Film industry buzz over the last couple of weeks highlights two new productions with settings in India during 2011.
Shooting of Deepa Mehta‘s adaptation of Salman Rushdie’s Midnight’s Children is now underway in Sri Lanka according to Screendaily. Mehta has worked for two years with the author on the adaptation of his most successful book (recent winner of the ‘Best of Booker’ Award) set at the moment of India’s birth and thereafter. Mehta previously shot in Sri Lanka on Water (2006) after her attempts to shoot in India were interrupted by demonstrations by Hindu activists. This new UK/Canada production has been pre-selling briskly at film markets. Mehta’s earlier two films in her ‘elements trilogy’, Earth (1998) and Fire (1996) were both made in India (and caused some controversy). The Midnight’s Children adaptation is listed on IMDB under the title Winds of Change (which will be confusing in the UK since it is also a famous quote from Harold Macmillan about the end of British colonialism in Africa). IMDB gives a cast list featuring the cream of Indian film acting talent including Shabana Azmi, Irrfan Khan, Nandita Das, Rahul Bose and Anupam Kher and many others.

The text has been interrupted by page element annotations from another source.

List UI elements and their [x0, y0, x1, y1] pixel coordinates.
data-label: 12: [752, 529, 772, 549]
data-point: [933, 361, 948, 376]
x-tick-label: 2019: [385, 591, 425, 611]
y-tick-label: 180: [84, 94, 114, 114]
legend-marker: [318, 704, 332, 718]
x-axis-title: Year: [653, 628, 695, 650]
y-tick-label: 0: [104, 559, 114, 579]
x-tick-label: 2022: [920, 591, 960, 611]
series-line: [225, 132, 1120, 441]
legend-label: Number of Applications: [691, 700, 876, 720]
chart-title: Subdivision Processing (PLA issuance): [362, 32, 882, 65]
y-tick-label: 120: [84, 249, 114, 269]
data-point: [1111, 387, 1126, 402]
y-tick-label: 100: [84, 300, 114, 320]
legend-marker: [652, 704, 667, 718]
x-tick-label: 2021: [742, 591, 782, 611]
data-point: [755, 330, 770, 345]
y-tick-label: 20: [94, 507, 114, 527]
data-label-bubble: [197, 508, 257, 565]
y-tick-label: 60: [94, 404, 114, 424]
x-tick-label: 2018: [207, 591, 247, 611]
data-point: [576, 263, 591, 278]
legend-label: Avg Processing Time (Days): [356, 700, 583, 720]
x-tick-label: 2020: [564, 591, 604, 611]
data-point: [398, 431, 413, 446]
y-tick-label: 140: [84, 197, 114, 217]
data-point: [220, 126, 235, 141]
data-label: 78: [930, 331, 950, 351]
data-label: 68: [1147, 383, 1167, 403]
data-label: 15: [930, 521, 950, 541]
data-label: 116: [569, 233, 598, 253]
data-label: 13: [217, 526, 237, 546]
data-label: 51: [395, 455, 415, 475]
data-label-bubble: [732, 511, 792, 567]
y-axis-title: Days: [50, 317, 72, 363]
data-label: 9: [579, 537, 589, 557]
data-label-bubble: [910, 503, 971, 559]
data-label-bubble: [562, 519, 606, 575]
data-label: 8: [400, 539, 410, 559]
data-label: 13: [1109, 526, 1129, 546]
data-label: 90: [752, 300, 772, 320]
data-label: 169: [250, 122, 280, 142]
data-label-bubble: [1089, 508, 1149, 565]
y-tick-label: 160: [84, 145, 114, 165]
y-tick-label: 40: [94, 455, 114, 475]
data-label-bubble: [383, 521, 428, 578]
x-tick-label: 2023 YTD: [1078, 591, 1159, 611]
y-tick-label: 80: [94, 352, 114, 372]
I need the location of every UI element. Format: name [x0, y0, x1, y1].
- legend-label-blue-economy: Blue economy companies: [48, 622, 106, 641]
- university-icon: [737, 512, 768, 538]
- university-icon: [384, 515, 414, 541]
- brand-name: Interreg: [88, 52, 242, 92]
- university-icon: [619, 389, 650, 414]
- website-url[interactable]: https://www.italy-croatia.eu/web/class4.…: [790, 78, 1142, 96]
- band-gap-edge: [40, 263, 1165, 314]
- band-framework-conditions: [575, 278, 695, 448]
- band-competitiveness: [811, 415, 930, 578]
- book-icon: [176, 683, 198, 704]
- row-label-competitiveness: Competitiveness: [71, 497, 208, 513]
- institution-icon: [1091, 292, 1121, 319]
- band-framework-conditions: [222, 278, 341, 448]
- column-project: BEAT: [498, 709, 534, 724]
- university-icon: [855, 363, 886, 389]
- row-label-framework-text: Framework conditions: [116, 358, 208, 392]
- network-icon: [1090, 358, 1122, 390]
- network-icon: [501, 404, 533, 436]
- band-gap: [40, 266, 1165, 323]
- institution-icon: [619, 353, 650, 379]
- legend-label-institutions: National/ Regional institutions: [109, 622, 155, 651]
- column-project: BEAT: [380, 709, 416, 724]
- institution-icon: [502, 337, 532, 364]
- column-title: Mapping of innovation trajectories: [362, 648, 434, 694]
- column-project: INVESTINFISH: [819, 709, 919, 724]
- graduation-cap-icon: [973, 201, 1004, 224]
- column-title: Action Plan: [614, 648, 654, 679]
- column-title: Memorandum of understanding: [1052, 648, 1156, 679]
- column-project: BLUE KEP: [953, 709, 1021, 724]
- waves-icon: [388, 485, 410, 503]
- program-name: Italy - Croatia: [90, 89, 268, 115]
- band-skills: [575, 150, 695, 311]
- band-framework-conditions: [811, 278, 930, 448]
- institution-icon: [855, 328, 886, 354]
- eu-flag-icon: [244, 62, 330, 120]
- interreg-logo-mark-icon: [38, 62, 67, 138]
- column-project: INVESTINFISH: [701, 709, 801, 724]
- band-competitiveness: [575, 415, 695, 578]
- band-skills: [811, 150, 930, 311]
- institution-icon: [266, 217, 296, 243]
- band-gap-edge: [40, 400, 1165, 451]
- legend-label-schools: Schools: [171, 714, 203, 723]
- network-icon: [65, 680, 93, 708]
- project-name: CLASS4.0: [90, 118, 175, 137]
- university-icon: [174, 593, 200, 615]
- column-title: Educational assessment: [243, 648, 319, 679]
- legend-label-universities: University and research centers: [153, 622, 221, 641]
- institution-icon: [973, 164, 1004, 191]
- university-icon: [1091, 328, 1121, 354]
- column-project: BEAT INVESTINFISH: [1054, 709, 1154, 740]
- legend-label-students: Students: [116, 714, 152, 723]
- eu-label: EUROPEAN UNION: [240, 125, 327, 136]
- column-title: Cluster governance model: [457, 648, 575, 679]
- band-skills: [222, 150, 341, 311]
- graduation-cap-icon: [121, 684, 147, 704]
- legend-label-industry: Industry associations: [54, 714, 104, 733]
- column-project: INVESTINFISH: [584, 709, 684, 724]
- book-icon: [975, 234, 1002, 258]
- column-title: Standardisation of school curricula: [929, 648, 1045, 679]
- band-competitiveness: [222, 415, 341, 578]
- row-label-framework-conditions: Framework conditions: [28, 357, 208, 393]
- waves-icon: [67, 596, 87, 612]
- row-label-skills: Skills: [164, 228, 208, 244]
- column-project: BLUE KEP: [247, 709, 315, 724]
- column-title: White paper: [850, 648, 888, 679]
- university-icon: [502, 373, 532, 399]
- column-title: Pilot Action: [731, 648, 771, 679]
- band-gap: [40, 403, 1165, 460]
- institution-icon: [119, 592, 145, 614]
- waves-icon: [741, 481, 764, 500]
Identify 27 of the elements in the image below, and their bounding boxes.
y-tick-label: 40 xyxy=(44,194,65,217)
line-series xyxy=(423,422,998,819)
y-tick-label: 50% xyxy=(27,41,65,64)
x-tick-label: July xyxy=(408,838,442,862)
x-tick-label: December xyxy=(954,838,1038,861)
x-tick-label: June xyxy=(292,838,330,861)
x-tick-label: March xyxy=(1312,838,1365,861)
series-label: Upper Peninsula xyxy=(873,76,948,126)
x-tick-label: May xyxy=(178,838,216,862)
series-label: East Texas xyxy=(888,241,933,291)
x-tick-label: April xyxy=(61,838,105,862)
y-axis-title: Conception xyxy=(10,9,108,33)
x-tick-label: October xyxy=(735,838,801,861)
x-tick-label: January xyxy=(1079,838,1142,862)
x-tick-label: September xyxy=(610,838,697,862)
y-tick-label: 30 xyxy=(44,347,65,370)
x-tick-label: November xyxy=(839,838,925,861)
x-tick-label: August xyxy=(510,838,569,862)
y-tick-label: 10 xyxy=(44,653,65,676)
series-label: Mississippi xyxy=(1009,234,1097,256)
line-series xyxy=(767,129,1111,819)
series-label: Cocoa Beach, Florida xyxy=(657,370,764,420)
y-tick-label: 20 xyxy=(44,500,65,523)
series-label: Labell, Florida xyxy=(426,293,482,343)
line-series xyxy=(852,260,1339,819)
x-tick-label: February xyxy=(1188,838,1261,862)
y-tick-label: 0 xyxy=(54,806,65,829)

Here is Deepa Mehta talking about the adaptation in 2010:
Meanwhile, Michael Winterbottom is reported to have put aside his project dealing with the Jewish guerilla campaigns against the British in Palestine in the 1940s to start another Thomas Hardy adaptation. This time it’s Tess of the D’Urbevilles which will be re-imagined as the tale of a British-Asian man who travels to India to look after his father’s property investment in Rajasthan. Riz Ahmed (Four Lions, Centurion) in his second role for Winterbottom (the first was The Road to Guantanamo) is the male lead and Frieda Pinto is the Tess character in a story with the title Trishna. Michael Winterbottom shot A Mighty Heart partly in Pune but mostly in Karachi, which also featured in The Road to Guantanamo. His 2002 feature In This World followed two Afghan refuges on the perilous trip from Pakistan across Iran and Turkey and into Europe. The previous Hardy adaptations were Jude (from Jude the Obscure) with Kate Winslet in 1996 and The Claim (based on The Mayor of Casterbridge) with Sarah Polley and Nastassia Kinski in 2000.
We’ll try to follow what happens to these productions, both of which look like creating some kind of stir.